I spent WAY too much time thinking about it.
5. Drop-off and pick-up are non-negotiable. School starts at 8:30 and ends when your child is scheduled to be picked up. Don't screw it up.
6. There's a PTO. I can barely keep up with my kid's events and engagements, no way can I join a committee that plans and puts on every single one. Plus, those moms kind of scare me a little.
7. The nurturing is still there. I was incredibly concerned about my little three-year-old going to school so soon. Yes, he's smart, and I know starting school early was the best thing, but he still needs to be held and nurtured. I needed to know that if he cried he would be held and soothed. Thankfully, he is. Very much so. I'm so thankful for this.
8. The Fundraising is RIDICULOUS! Holy crap! Every week it's a different fundraising program! And what's worse, the school wants me to sell shit! No. No. No. I am not peddling coupon books. I am not selling raffle tickets. And I'm sure as hell not letting my kid go door-to-door to peddle Christmas paper.
9. Find a fellow friend. Find a well-seasoned buddy to help you navigate PRE-K is essentials. I would be screwed without my two been-there-done-that mom friends. Both have a kid in Ollie's class and are a wealth of knowledge and comfort.

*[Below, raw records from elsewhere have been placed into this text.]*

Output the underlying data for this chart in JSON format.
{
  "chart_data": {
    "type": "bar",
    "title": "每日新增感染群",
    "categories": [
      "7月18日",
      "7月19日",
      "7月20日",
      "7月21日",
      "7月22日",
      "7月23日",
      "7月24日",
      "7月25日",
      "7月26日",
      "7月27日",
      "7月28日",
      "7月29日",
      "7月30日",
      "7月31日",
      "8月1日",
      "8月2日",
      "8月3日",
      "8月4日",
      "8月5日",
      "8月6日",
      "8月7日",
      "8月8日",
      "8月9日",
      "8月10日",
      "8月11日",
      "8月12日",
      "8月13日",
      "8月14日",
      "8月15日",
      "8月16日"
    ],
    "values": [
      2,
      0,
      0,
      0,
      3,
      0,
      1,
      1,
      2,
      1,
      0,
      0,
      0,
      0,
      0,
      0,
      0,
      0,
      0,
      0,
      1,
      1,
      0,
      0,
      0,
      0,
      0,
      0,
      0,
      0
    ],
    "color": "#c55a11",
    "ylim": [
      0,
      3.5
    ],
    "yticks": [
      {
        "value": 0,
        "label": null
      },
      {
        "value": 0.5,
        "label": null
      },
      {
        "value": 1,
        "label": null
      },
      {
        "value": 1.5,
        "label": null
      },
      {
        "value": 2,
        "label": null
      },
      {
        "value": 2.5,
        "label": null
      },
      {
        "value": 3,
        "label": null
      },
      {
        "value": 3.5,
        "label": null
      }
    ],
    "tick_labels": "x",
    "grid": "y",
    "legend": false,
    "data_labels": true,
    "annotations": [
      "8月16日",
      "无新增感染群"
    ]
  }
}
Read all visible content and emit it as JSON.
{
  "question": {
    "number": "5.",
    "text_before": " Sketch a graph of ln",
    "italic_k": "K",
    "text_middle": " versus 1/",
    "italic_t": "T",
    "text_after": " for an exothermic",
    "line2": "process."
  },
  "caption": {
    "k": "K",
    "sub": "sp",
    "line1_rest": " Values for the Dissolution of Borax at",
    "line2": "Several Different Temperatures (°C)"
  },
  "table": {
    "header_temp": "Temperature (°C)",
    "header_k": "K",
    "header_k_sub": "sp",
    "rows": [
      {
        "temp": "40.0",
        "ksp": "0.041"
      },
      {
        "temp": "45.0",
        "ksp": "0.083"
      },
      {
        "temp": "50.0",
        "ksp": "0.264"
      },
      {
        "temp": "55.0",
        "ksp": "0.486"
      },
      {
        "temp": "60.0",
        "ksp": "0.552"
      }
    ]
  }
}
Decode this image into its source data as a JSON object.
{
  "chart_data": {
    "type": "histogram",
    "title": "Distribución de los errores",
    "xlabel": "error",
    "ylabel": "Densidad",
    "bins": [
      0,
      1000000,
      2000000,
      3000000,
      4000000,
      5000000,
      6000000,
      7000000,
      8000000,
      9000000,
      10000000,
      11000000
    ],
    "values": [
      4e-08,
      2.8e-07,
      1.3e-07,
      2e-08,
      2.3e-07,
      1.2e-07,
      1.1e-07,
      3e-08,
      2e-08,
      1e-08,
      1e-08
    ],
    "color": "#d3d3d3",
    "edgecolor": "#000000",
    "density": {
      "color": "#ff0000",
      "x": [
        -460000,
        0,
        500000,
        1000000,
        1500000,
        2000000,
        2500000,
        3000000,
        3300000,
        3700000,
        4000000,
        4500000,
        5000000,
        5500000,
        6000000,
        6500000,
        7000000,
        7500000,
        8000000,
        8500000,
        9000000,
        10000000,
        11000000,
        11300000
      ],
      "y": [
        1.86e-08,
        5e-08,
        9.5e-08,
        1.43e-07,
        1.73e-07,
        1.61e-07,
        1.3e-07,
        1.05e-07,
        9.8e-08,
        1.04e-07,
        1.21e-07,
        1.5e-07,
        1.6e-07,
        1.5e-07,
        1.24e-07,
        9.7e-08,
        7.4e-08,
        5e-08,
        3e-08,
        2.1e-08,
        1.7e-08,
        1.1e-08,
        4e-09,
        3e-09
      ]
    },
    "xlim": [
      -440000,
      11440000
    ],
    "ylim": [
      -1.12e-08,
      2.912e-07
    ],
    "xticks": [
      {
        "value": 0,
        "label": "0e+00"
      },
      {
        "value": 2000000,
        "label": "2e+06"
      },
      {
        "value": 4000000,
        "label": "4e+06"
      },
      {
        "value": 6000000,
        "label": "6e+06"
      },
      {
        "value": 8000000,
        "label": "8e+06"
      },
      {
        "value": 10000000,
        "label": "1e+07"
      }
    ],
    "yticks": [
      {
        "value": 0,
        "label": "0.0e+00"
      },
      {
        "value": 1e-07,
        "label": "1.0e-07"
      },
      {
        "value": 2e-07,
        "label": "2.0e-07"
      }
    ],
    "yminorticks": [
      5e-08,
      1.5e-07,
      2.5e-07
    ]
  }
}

10. Read EVERYTHING that's sent home. Between the field trips, wear RED Fridays, Principle newsletters, Fall Festivals, field trips... read them all. I didn't read everything the first month. Which was a fail. I missed events, wear red Friday, and nearly missed our first snack day! Talk about epic a$$hole mom fail! Read. Everything.
I'm here to tell you, Pre-K is big business and a major learning experience for both child and parents. I had no idea how much would be expected of both of us. The constant stream of school events and Pre-K class programs, takes a bit of work to keep up with.
Sure, I suppose I could drop my kid off, and be done with it, but then I'd be missing out on such a monumental time in my child's life. Plus, I don't to send the message that my son's education is not important to me. Because, it's beyond important to me.